Friday, 16 December 2011

Converting a Debian VM from Xenserver to vSphere

You can transfer the data for the machine from one environment to another using clonezilla. Once it is transferred I found that the machine does not boot. On further investigation I realised that there are many differences between a Debian install on Xenserver and on vSphere.

If you get the message "Operating system not found" you will need to install grub to the virtual hard disk. To do this boot a liveCD (such as clonezilla).

As root run grub, at the grub> prompt type:

grub> find /boot/grub/stage1

This will return the location of grubs stage one, make a note of this location for the next command. Type

grub> root (hd0,0) < this is the location returned by the last command

Now install grub to the master boot record (MBR) with:

grub> setup (hd0)

then quit grub with:

grub> quit

Reboot to get the grub menu but if you let it try and continue using the default settings it will very likely hang because it will try to use a block device name that begins with xvd, these are xenserver specific and will not exist on the VMware VM. To get it to continue booting you need to hit 'e' on the grub selection screen, then edit the boot line to replace the device that looks like /dev/xvda1 and made it look like /dev/sda1, also remove the "console=hvc0" otherwise you will not be able to see interact with your OS via the console (hvc0 is another xenserver specific device name).

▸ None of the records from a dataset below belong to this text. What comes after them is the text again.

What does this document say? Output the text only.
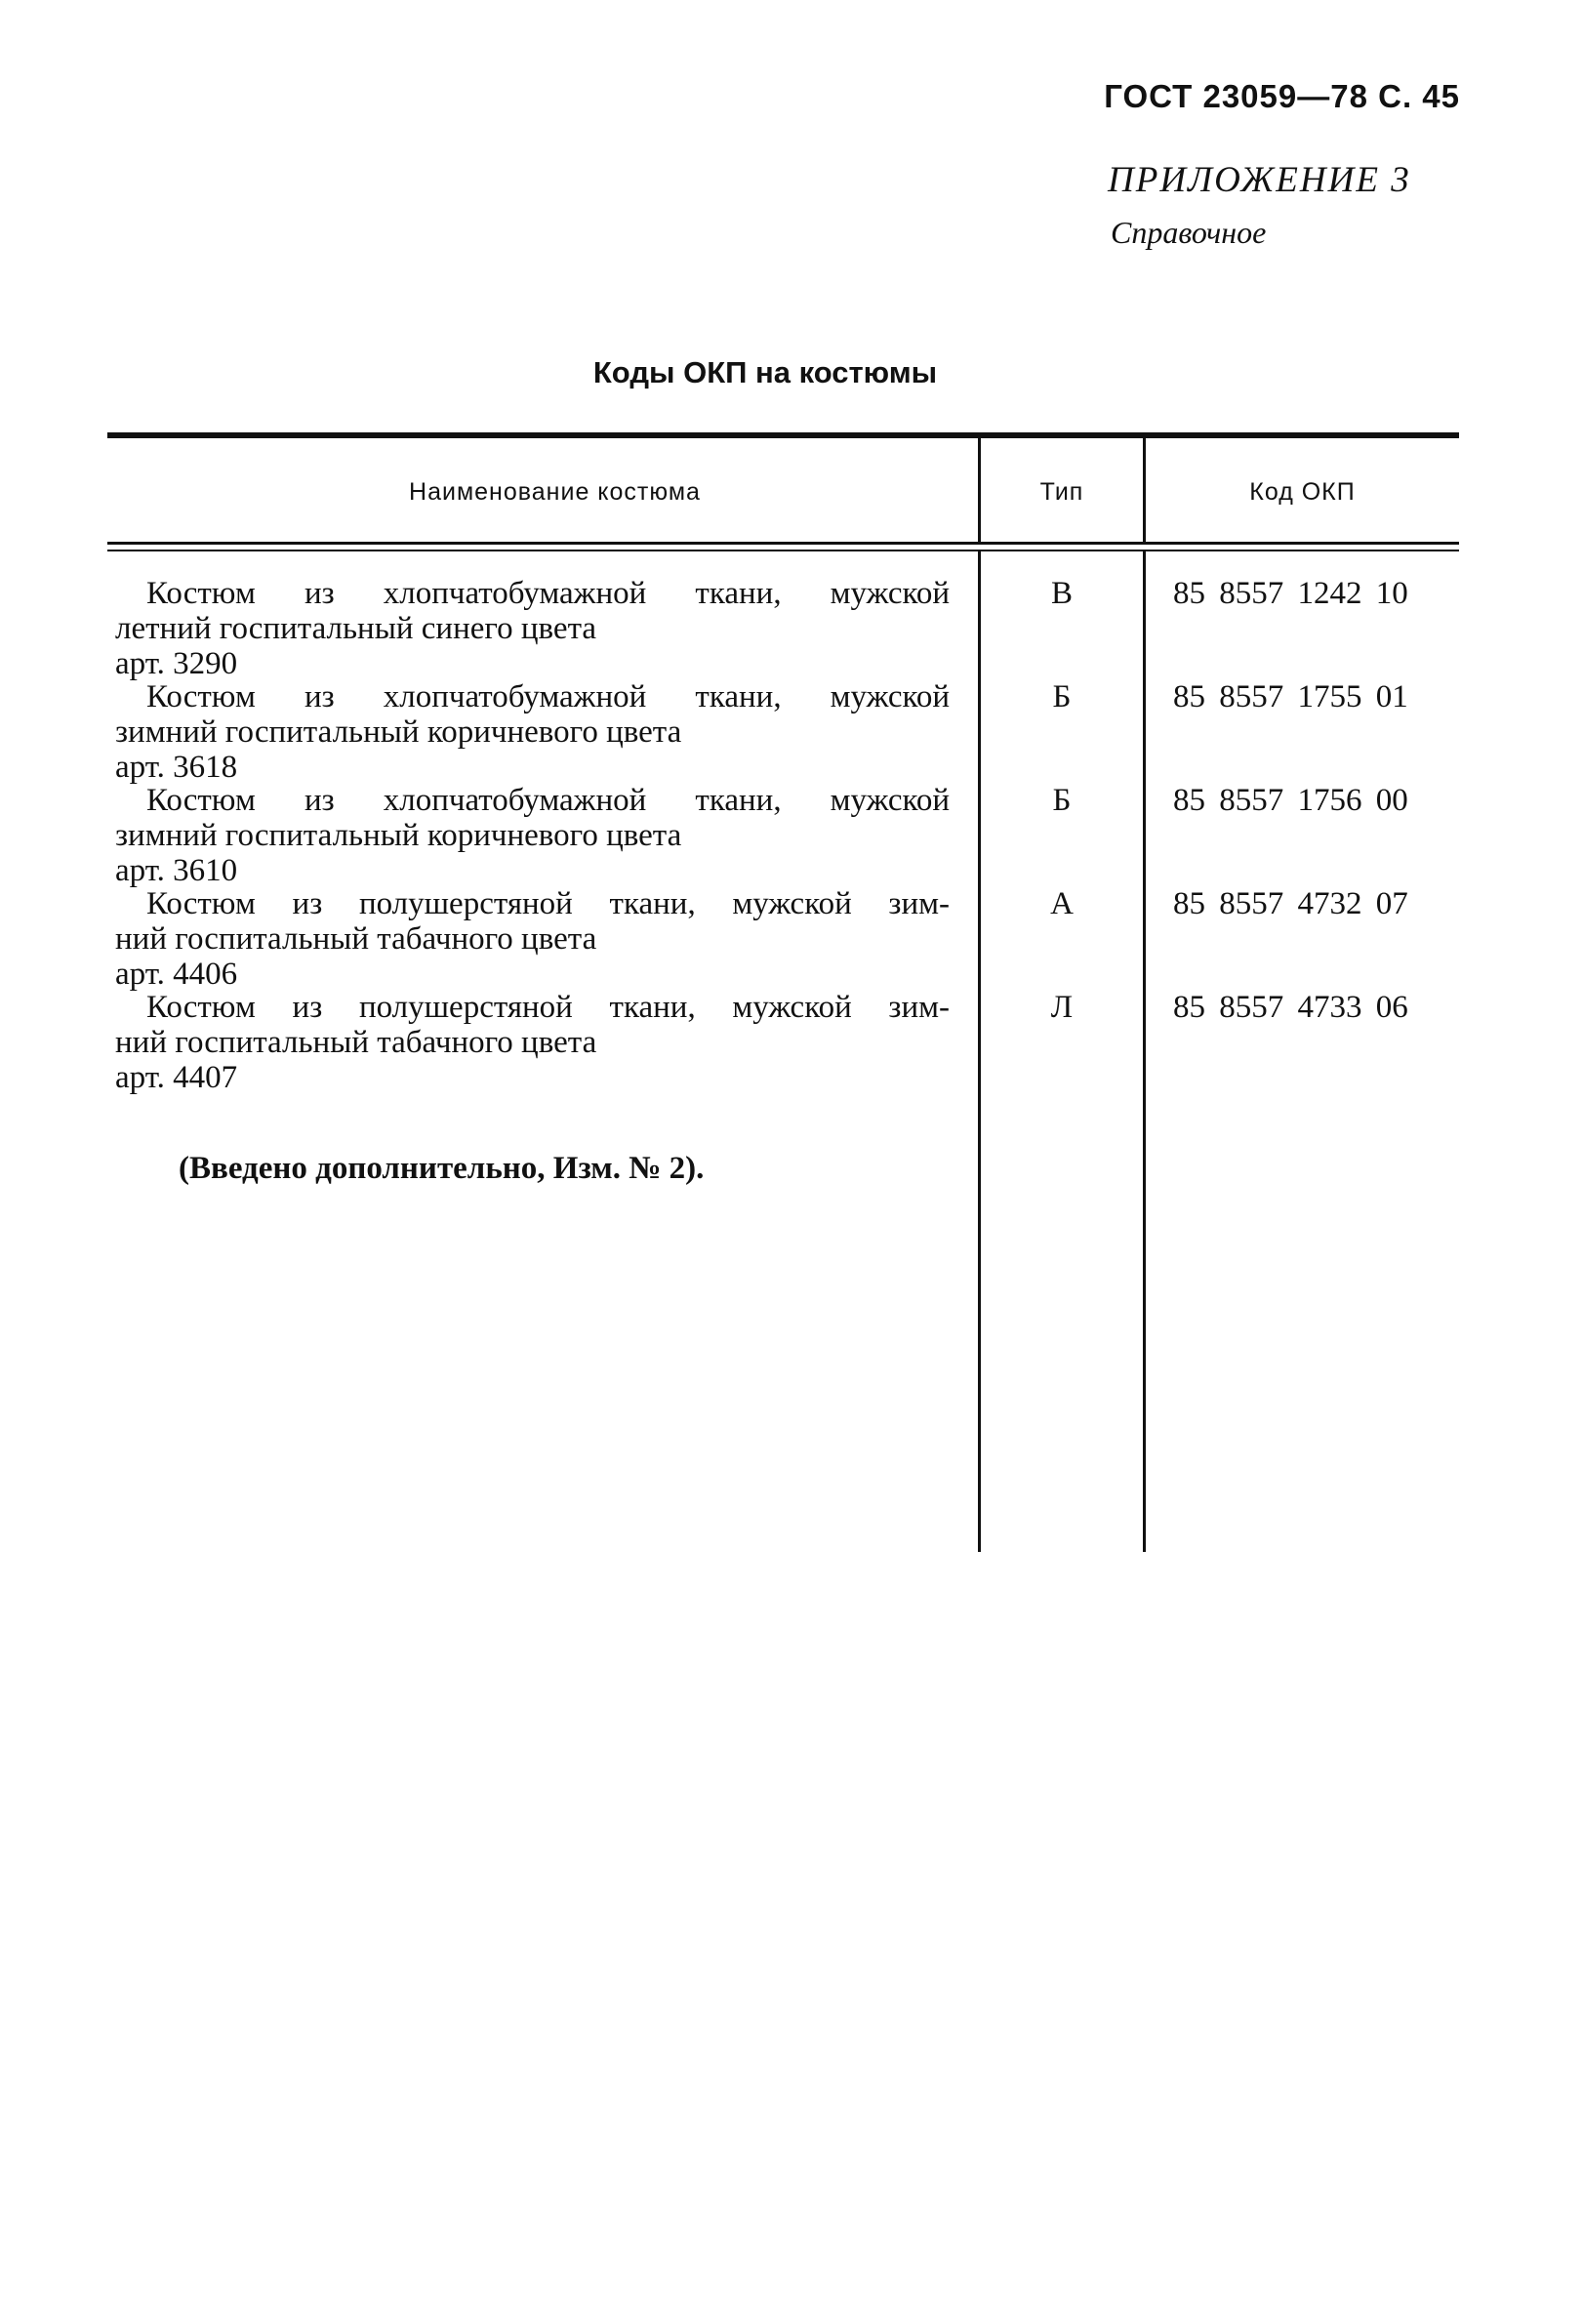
ГОСТ 23059—78 С. 45
ПРИЛОЖЕНИЕ 3
Справочное
Коды ОКП на костюмы
Наименование костюма	Тип	Код ОКП
Костюм из хлопчатобумажной ткани, мужской
летний госпитальный синего цвета
арт. 3290
В	85 8557 1242 10
Костюм из хлопчатобумажной ткани, мужской
зимний госпитальный коричневого цвета
арт. 3618
Б	85 8557 1755 01
Костюм из хлопчатобумажной ткани, мужской
зимний госпитальный коричневого цвета
арт. 3610
Б	85 8557 1756 00
Костюм из полушерстяной ткани, мужской зим-
ний госпитальный табачного цвета
арт. 4406
А	85 8557 4732 07
Костюм из полушерстяной ткани, мужской зим-
ний госпитальный табачного цвета
арт. 4407
Л	85 8557 4733 06
(Введено дополнительно, Изм. № 2).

Once we have booted the system we need to go about preparing the system to boot correctly when left to it's own devices (geddit?), firstly ensure the keyboard keymap is set up correctly with:

# dpkg-reconfigure console-data

Edit /etc/fstab to change all references to xvd devices to sda in /etc/fstab

On many of the machines I transferred using this method I found that they had no swap partitions after the transfer. So I simply set the disk size slightly bigger than the source disk when initially creating the VM in vSphere, then added a partition with fdisk. I usually set the swap partition as /dev/sda2.
You then need to make that partition a swap partition with (I have found often that a reboot is required before the command works):

# mkswap /dev/sda2

Then you can mount it with:

# swapon /dev/sda2

And see if the swap space is available with:

# free

Don't forget to update /etc/fstab so it is pointing to the correct device for the swap partition so it is automounted at boot.

The CDRom is set to /dev/hdc unless you have changed the VM's hardware settings, update this in /etc/fstab as well.

We need to change grubs configuration so that it automatically boots a with appropriate parameters, this information is stored in /boot/grub/menu.list. You can achieve this by either running the following commands:

sed -i 's/xvd/sd/g' /boot/grub/menu.lst
sed -i 's/console=hvc0//g' /boot/grub/menu.lst

Or edit  /boot/grub/menu.lst, find the line that begins # kopt, remove the console=hvc0 from the end and change the "xvd" device to the correct boot device. move down to the botton where the menu choices are configured and change the device and remove the console=hvc0 from each of the one you will likely use (the top one only in my case).

Edit /etc/inittab and comment out the line that begins "co:"

Remove the xenserver specific packages from your apt sources list with:

rm /etc/apt/sources.list.d/citrix.list

Update your packages list:

apt-get update

Remove all the kernels that are installed with:

apt-get remove linux-image*

You will get a warning asking about the removal of the running linux kernel, say "No" to this as we will install another one that we can get headers for in the next step.

Install a more appropriate kernel with:

apt-get install linux-image-2.6-686

Reboot to run the newly installed kernel.

Install VMware tools, details of how in my post here, then reboot to test.

To get the most out of the VM you should switch hardware to paravirutal drivers for SCSI controllers and NICs.